De quoi que ça cause vous allez me dire ? Si on en croit le synopsis écrit par ‘AlloCiné’, Vernon Subutex conte l’histoire d’un « disquaire au chômage, qui se fait expulser de son appartement. En quête d’un endroit où dormir, Vernon sollicite d’anciens amis de la bande de Revolver, son mythique magasin de disques, dont Alex Bleach, rock-star sur le retour. Mais celui-ci meurt d’une overdose et lui laisse trois mystérieuses cassettes vidéo. Alors que Vernon disparaît dans l’anonymat de la ville, il devient l’homme le plus recherché de Paris… » Bon trêve de blabla, Devant Vernon Subutex, on s’ennuie. À mort. Un vide abyssal s’empare de nous dès le premier épisode et il ne nous quitte plus. On suit Romain Duris dans une sorte d’épopée parisienne, aux alentours des Buttes Chaumont, et à partir de là il ne passe rien, mais vraiment RIEN. On part tantôt à Barcelone, tantôt à Cannes mais même ces périples n’arrivent pas à nous transporter.
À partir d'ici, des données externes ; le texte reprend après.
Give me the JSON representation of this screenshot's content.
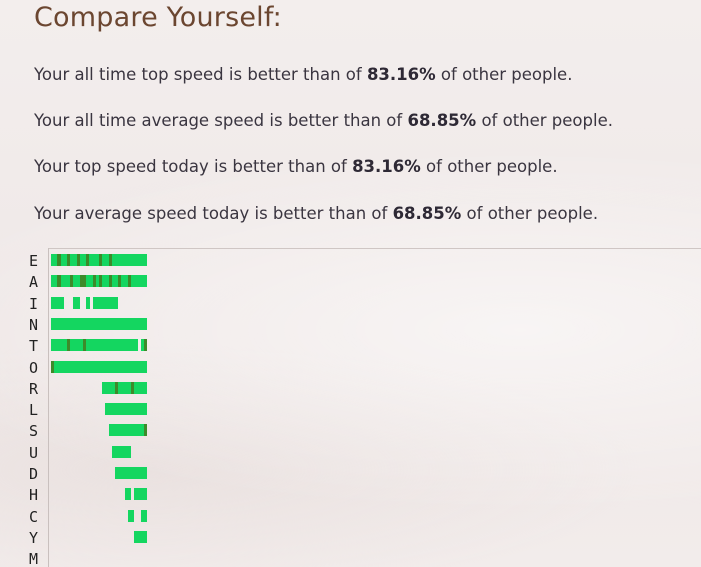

Alors au début, on se dit « C’est le début, ça se met tranquillement en place, attendons de voir la suite » à l’instar de nombreuses séries où l’on a besoin de quelques épisodes pour se rendre compte que cette dernière est excellente. Mais ici, et ce très vite, on comprend que cette série va rester sur un encéphalogramme plat, très plat, trop plat même.

Et pourtant la série aurait pu partir sur de bonnes bases avec une pléiade d’acteurs jouant bien leurs rôles mais n’arrivant pas à les développer convenablement, les épisodes de 35 minutes n’aidant pas évidemment. Mystérieusement, Romain Duris arrive à rester attirant, malgré cette allure non-chalante et ce look de vieux rockeur à la retraite tirant rapidement vers le sans-abri à la dérive, pull camionneur aux allures marronnasses sur les épaules et cheveux longs abîmés par la rue. Mais même avec cette légère attractivité, on ne s’attache pas à ce personnage, qui se laisse dépérir à mesure que les épisodes s’enchaînent. Le seul personnage pour lequel j’ai éprouvé un sentiment d’inquiétude est Colette, le bouledogue français qui fait son apparition à deux ou trois reprises dans la série, c’est pour dire…

Fuyez

Impossible de parler de cliffhanger ou autre spoiler avec cette série, dans la mesure où il n’y a rien à dire. Mais étrangement, je suis allée au bout. Face à tant d’ennui, on se dit qu’à un moment, il va bien se passer un truc, un meurtre, des coups de couteaux, l’arrivée d’un extra-terrestre, qu’importe mais quelque chose de palpitant. Que nenni. Même les engueulades et bagarres qui s’immiscent de temps à autre dans les scènes n’ont aucun intérêt, servant sûrement à ce qu’on ne s’endorme pas complètement. Alors j’ai attendu, attendu jusqu’à la dernière minute que cette série me surprenne, en vain.

315 minutes. Plus de 5 heures de perdues. Et une déception de voir une série Canal aussi inintéressante, quand d’autres ont été de totales réussites. Évidement diffusés en crypté, les trois premiers épisodes de Vernon Subutex ont attiré 498 000 téléspectateurs, soit 2.2% de part d’audience. Un lancement pas des plus grandioses, là où les débuts de la saison 7 d’Engrenages ont été regardés par 761 000 personnes, 615 000 pour ceux de la première saison d’Hippocrate. Sur ce, je vais aller me regarder le cross-over Joséphine Ange Gardien x Camping Paradis car ça, ça avait de la gueule.